Mudança climática acelera ciclo da chuva

O ciclo natural que faz a água dos rios e oceanos evaporar, formar nuvens e cair na forma de chuva está ficando cada vez mais apressado, revela uma pesquisa feita por cientistas na Austrália e nos Estados Unidos.

A culpa é do aumento da temperatura média do planeta nos últimos anos, causado por ações humanas, como a queima de combustíveis fósseis e o desmatamento. Uma atmosfera mais quente consegue armazenar e transportar muito mais vapor de água, o que explica o fenômeno.

Até o fim do século, o ciclo da água pode ficar até um quarto mais rápido, calcula a equipe, coordenada por Paul Durack, do Centro Australiano de Pesquisa do Tempo e do Clima, na Tasmânia.

A mudança ocorrida de 1950 até o ano 2000 é mais modesta: pouco menos de 5% de aceleração no ciclo para cerca de 0,5 grau Celsius de aumento na temperatura média do globo. Até o fim do século, o mais provável é que o aumento de temperatura supere os 2 graus Celsius. Para chegar a essa conclusão, a equipe tomou como base as alterações na salinidade dos mares nesses 50 anos.

O raciocínio que baseia a medição é relativamente simples: quanto mais rápido o processo de evaporação ou de precipitação (ou seja, chuva), maior deve ser a variação no teor de sal nos mares, os quais, afinal de contas, recebem cerca de 80% da chuva que cai no nosso planeta.

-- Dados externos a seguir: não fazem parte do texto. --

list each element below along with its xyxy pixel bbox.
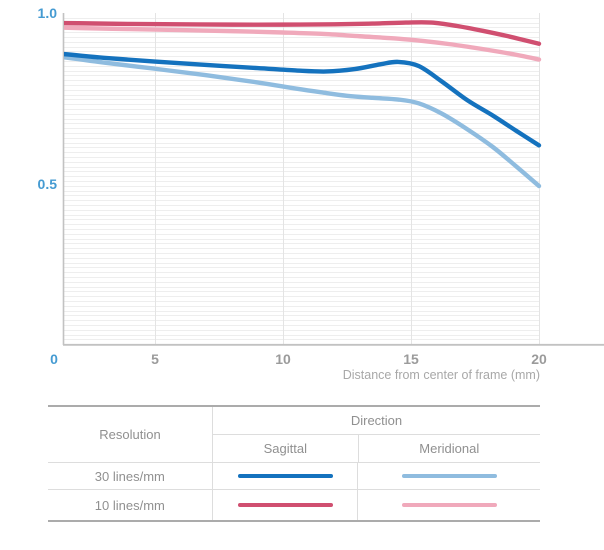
sagittal-column-header: Sagittal bbox=[213, 435, 359, 462]
mtf-plot-canvas bbox=[62, 13, 604, 346]
direction-subheader-row: Sagittal Meridional bbox=[213, 435, 540, 462]
legend-swatch-30-sagittal bbox=[237, 474, 333, 478]
resolution-header-label: Resolution bbox=[99, 427, 161, 442]
legend-row-10-lines: 10 lines/mm bbox=[48, 490, 540, 520]
mtf-chart: 1.0 0.5 0 5 10 15 20 Distance from center of … bbox=[37, 5, 604, 382]
resolution-header-cell: Resolution bbox=[48, 407, 213, 462]
curve-30-lines-mm-sagittal bbox=[64, 51, 542, 148]
legend-swatch-10-sagittal bbox=[237, 503, 333, 507]
curve-10-lines-mm-sagittal bbox=[64, 20, 542, 46]
x-axis-title: Distance from center of frame (mm) bbox=[342, 368, 540, 382]
resolution-label-10: 10 lines/mm bbox=[48, 490, 213, 520]
legend-table: Resolution Direction Sagittal Meridional… bbox=[48, 405, 540, 522]
direction-header-cell: Direction bbox=[213, 407, 540, 435]
y-tick-1.0: 1.0 bbox=[37, 5, 57, 21]
curve-30-lines-mm-meridional bbox=[64, 55, 542, 189]
x-tick-20: 20 bbox=[531, 351, 547, 367]
resolution-label-30: 30 lines/mm bbox=[48, 463, 213, 489]
x-tick-15: 15 bbox=[403, 351, 419, 367]
direction-header-group: Direction Sagittal Meridional bbox=[213, 407, 540, 462]
legend-row-30-lines: 30 lines/mm bbox=[48, 463, 540, 490]
meridional-column-header: Meridional bbox=[419, 441, 480, 456]
x-tick-5: 5 bbox=[151, 351, 159, 367]
legend-swatch-10-meridional bbox=[401, 503, 497, 507]
legend-cell-30-sagittal bbox=[213, 463, 359, 489]
x-tick-0: 0 bbox=[50, 351, 58, 367]
legend-cell-30-meridional bbox=[358, 463, 540, 489]
legend-swatch-30-meridional bbox=[401, 474, 497, 478]
legend-table-header: Resolution Direction Sagittal Meridional bbox=[48, 407, 540, 463]
x-tick-10: 10 bbox=[275, 351, 291, 367]
curve-10-lines-mm-meridional bbox=[64, 25, 542, 62]
direction-header-label: Direction bbox=[350, 413, 403, 428]
y-tick-0.5: 0.5 bbox=[37, 176, 57, 192]
legend-cell-10-sagittal bbox=[213, 490, 359, 520]
legend-cell-10-meridional bbox=[358, 490, 540, 520]
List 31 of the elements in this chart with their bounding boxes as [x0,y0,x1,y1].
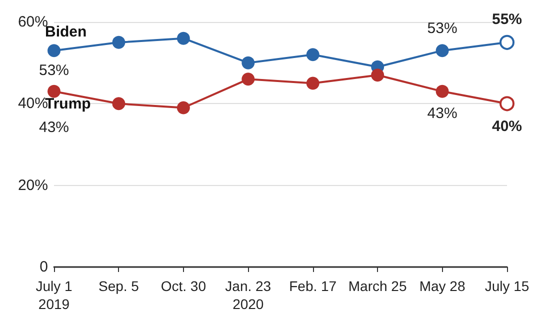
x-tick-label: July 15 [484,278,530,294]
x-tick-label: March 25 [348,278,407,294]
y-tick-label: 20% [18,176,48,194]
data-label: 53% [38,62,70,80]
data-label: 55% [492,10,522,28]
x-tick-label: Feb. 17 [289,278,337,294]
data-label: 40% [492,118,522,136]
point [500,96,514,112]
point [48,44,60,58]
point [306,48,320,62]
x-tick-label: May 28 [419,278,466,294]
point [112,97,126,110]
point [436,44,449,58]
point [242,56,255,70]
point [242,72,255,86]
data-label: 43% [38,118,70,136]
point [371,68,384,82]
point [48,84,60,98]
point [112,36,126,49]
data-label: 43% [427,104,458,122]
data-label: 53% [427,20,458,38]
point [176,32,190,45]
point [500,34,514,50]
y-tick-label: 0 [40,258,48,276]
point [436,84,449,98]
x-tick-label: Oct. 30 [160,278,206,294]
point [306,76,320,90]
x-tick-label: Jan. 23 2020 [225,278,272,312]
x-tick-label: Sep. 5 [98,278,140,294]
x-tick-label: July 1 2019 [36,278,72,312]
point [176,101,190,114]
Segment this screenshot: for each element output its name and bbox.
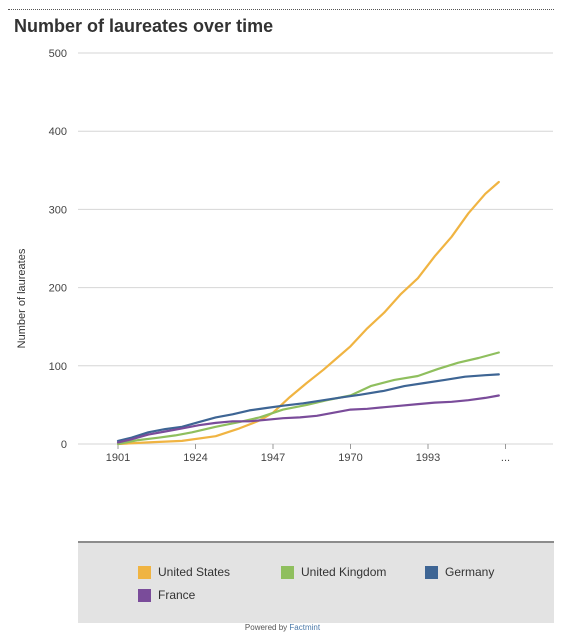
legend-swatch-united-kingdom — [281, 565, 294, 579]
x-tick-label-1: 1924 — [183, 452, 207, 464]
line-chart: 0 100 200 300 400 500 1901 1924 1947 1970 1993 ... N… — [16, 48, 553, 464]
x-tick-label-4: 1993 — [416, 452, 440, 464]
legend-label-united-states: United States — [158, 565, 231, 579]
y-axis-label: Number of laureates — [16, 248, 28, 348]
series-line-germany — [116, 373, 500, 442]
legend-item-france[interactable]: France — [138, 588, 195, 602]
y-tick-label-300: 300 — [49, 204, 67, 216]
chart-legend: United States United Kingdom Germany Fra… — [78, 541, 554, 623]
footer-prefix: Powered by — [244, 623, 290, 632]
legend-item-united-kingdom[interactable]: United Kingdom — [281, 565, 386, 579]
legend-item-united-states[interactable]: United States — [138, 565, 230, 579]
series-line-united-kingdom — [116, 351, 500, 446]
x-tick-label-5: ... — [501, 452, 510, 464]
x-tick-label-3: 1970 — [338, 452, 362, 464]
legend-swatch-germany — [425, 565, 438, 579]
chart-title: Number of laureates over time — [14, 16, 274, 36]
y-tick-label-400: 400 — [49, 126, 67, 138]
x-tick-label-2: 1947 — [261, 452, 285, 464]
legend-label-france: France — [158, 588, 196, 602]
y-tick-label-100: 100 — [49, 361, 67, 373]
series-line-united-states — [116, 180, 500, 446]
legend-swatch-united-states — [138, 565, 151, 579]
legend-label-germany: Germany — [445, 565, 495, 579]
legend-swatch-france — [138, 588, 151, 602]
y-tick-label-200: 200 — [49, 283, 67, 295]
footer-brand-link[interactable]: Factmint — [289, 623, 321, 632]
legend-item-germany[interactable]: Germany — [425, 565, 494, 579]
x-tick-label-0: 1901 — [106, 452, 130, 464]
top-divider — [8, 9, 554, 10]
legend-label-united-kingdom: United Kingdom — [301, 565, 387, 579]
footer: Powered by Factmint — [0, 623, 565, 632]
y-tick-label-0: 0 — [61, 439, 67, 451]
y-tick-label-500: 500 — [49, 48, 67, 60]
series-line-france — [116, 394, 500, 444]
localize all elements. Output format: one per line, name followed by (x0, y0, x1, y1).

De fato, o que os pesquisadores verificaram é consistente com um efeito apelidado de "os ricos ficam mais ricos": regiões com mais concentração de sal ficam ainda mais salgadas, enquanto as com menor teor de sal ficam ainda mais "doces". Em terra firme, isso significa que áreas secas tendem a receber menos chuva ainda, enquanto regiões úmidas ganham tempestades cada vez mais intensas. "Seria uma intensificação dos extremos climáticos", diz o físico Paulo Artaxo, da USP, especialista em mudanças climáticas que analisou o novo estudo a pedido da Folha.

É algo que muita gente já previa em relação ao aquecimento global. "Mas esse talvez seja o primeiro trabalho a mostrar isso claramente nos dados", diz Artaxo. Trata-se, obviamente, de uma má notícia para qualquer região do globo que sofra com secas ou enchentes. Mas, levando em conta as mudanças da salinidade dos mares, as repercussões podem ser ainda mais profundas, afirma o físico.

"É importante lembrar que um dos fatores cruciais para o funcionamento das correntes marinhas, além da temperatura da água, é a variação de salinidade", explica ele.

São correntes marinhas que esquentam a Europa Ocidental ou carregam nutrientes essenciais para a vida marinha rumo à costa do Peru. "Mudanças significativas nelas poderiam levar a colapsos na pesca, entre outras repercussões sociais e econômicas", afirma Artaxo.

A pesquisa está na edição desta semana da revista americana "Science".


                             Figura 1 - Aquecimento afeta a evaporação de água e chuva.
                             Fonte: FOLHA DE SÃO PAULO. Mudança climática acelera ciclo da chuva.
                             Disponível em: <http://www1.folha.uol.com.br/ciencia/1082301-mudanca-climatica-acelera-ciclo-da-chuva.shtml>
                             Acesso em: 30 abr. 2012.


Referência

FOLHA DE SÃO PAULO. Mudança climática acelera ciclo da chuva. Disponível em: <http://www1.folha.uol.com.br/ciencia/1082301-mudanca-climatica-acelera-ciclo-da-chuva.shtml>
 Acesso em: 30 abr. 2012.

Abraço, até breve!

PS - formatação atualizada em 06/05/13.